Is this the UK’s most expensive day ticket?
That’s the question being asked after a single day’s boat fishing on Somerset’s Chew Valley Lake fetched £880 on eBay.
A fierce bidding war broke out on the popular online auction site as pike anglers fought for the notoriously-difficult chance to get a fishing permit for the famous water.
The Bristol Water-run fishery has grown a reputation for its population of pike to 44lb 6oz. Limited tickets go on sale each January via a first-come, first-served basis over the phone.
However this year the water put a small number of boat-fishing tickets on the website, which prompted a bidding war. The anonymous winner secured the date for February 1. At face value the tickets for two anglers would cost between £100 and £120.
So would you pay almost £900 for a day’s fishing? Top piker and venue regular Neville Fickling said that he wouldn’t.
“I couldn’t afford it. There are some things in life money can’t buy, but there are an awful lot it can! And to people who can pay this, I say good luck. My view on Chew is that those who try very hard on the phone do eventually get tickets to fish there. Those that do it half-heartedly don’t!” he said.
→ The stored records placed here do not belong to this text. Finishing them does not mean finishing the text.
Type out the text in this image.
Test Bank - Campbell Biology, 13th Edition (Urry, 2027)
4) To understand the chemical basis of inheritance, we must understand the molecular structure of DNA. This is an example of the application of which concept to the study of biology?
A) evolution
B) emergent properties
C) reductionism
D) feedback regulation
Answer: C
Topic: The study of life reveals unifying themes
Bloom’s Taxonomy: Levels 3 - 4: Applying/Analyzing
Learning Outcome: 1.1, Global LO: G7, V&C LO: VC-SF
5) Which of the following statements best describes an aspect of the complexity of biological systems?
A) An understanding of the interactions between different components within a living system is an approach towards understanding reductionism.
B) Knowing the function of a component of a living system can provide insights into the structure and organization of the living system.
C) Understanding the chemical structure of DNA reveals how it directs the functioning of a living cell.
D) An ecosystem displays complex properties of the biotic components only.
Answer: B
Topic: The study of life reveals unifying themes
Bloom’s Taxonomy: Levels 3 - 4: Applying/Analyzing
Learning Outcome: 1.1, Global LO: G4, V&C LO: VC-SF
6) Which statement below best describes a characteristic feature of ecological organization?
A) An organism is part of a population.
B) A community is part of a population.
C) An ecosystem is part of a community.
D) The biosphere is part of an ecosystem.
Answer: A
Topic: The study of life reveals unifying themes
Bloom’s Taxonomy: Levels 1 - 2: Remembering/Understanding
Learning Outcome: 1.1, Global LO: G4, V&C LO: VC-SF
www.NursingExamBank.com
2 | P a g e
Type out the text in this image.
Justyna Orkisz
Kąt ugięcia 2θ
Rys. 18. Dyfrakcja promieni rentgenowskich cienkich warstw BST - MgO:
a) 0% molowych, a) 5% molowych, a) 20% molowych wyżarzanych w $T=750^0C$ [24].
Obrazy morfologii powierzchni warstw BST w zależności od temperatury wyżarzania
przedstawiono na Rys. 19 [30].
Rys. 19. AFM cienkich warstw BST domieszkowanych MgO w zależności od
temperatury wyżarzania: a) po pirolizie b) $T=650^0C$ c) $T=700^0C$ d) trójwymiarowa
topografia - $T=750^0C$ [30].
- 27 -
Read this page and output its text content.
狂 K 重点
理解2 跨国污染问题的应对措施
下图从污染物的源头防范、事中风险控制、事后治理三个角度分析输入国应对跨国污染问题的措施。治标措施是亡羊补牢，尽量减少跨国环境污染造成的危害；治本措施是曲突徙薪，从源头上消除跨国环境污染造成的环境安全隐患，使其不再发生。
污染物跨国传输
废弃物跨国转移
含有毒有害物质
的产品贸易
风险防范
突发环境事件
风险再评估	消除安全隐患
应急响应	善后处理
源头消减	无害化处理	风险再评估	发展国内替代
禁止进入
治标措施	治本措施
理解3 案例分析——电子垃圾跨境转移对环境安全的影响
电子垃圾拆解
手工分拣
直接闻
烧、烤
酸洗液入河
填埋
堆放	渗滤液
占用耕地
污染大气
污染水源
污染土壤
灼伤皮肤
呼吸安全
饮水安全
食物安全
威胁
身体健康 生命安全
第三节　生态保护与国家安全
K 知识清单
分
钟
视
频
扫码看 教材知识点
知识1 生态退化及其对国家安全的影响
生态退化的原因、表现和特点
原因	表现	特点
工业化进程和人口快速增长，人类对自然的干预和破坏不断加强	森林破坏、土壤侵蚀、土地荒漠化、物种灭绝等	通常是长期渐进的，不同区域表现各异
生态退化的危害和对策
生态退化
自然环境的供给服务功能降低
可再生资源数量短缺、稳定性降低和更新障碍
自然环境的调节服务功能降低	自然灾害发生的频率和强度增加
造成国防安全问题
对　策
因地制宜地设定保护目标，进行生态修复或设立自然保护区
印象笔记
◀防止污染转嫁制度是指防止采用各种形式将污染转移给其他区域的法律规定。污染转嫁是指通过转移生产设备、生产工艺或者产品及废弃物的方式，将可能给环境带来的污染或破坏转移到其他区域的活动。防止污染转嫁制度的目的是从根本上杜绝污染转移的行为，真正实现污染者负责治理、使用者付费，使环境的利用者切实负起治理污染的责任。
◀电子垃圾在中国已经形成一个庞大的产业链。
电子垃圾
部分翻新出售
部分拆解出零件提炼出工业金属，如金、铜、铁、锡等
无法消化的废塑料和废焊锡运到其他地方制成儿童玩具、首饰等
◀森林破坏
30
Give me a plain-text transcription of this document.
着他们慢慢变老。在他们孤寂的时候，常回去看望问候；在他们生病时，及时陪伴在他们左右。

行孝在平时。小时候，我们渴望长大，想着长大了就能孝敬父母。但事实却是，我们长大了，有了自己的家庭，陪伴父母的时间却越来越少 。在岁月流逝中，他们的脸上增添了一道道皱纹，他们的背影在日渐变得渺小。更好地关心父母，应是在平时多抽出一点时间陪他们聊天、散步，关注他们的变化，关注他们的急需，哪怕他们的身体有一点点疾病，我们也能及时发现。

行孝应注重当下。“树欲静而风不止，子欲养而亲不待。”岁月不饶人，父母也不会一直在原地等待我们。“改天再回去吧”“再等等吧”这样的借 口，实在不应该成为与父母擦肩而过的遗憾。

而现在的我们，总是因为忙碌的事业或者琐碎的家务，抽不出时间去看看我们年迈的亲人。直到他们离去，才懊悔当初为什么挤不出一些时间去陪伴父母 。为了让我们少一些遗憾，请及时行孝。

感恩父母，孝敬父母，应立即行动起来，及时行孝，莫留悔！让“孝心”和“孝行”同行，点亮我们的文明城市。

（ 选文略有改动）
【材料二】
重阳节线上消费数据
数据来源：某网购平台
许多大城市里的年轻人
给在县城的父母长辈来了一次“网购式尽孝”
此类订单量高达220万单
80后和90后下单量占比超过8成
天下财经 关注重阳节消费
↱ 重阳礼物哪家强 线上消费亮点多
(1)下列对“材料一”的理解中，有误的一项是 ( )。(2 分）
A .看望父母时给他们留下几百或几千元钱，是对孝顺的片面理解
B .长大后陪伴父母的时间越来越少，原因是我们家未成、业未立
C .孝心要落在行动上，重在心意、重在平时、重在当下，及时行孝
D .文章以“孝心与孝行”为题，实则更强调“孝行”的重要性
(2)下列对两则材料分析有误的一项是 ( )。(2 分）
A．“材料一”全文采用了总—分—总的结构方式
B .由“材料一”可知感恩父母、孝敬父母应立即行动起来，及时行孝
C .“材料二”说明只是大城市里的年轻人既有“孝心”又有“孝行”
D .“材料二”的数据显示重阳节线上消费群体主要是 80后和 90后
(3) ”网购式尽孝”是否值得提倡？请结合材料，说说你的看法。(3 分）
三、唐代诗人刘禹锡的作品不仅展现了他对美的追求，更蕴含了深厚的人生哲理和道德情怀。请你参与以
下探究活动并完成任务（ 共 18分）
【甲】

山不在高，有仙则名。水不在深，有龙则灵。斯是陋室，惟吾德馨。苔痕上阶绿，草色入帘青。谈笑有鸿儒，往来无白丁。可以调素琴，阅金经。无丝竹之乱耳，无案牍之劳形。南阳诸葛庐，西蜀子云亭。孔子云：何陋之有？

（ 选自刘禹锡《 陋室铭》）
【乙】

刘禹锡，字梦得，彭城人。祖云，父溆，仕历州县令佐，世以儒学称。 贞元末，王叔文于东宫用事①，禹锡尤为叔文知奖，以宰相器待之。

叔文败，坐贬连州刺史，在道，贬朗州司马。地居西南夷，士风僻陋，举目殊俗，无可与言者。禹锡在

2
And Angling Times columnist Des Taylor said that although he wouldn’t pay such an amount either, he could see why people would.
“Chew is an incredible place to fish and there is always the chance of a potential record pike,” he added.
John Harris, acting fisheries officer for Chew Valley, said that the February 1 ticket had proved so popular because it will be the first day pike anglers get on the water since November 2015. The first few weeks of each set of trials are traditionally the most productive as the fish have had a rest from pressure.
“We weren’t expecting a ticket to go for this much and the bidding got a bit silly! People may not have realised that there were other tickets up for auction for that day – this was the first one to go on. The introduction of the eBay tickets is an alternative way to get access to the water, because lots of anglers are left disappointed initially due to the massive demand. The extra revenue raised will go back into improving the fishery,” he said.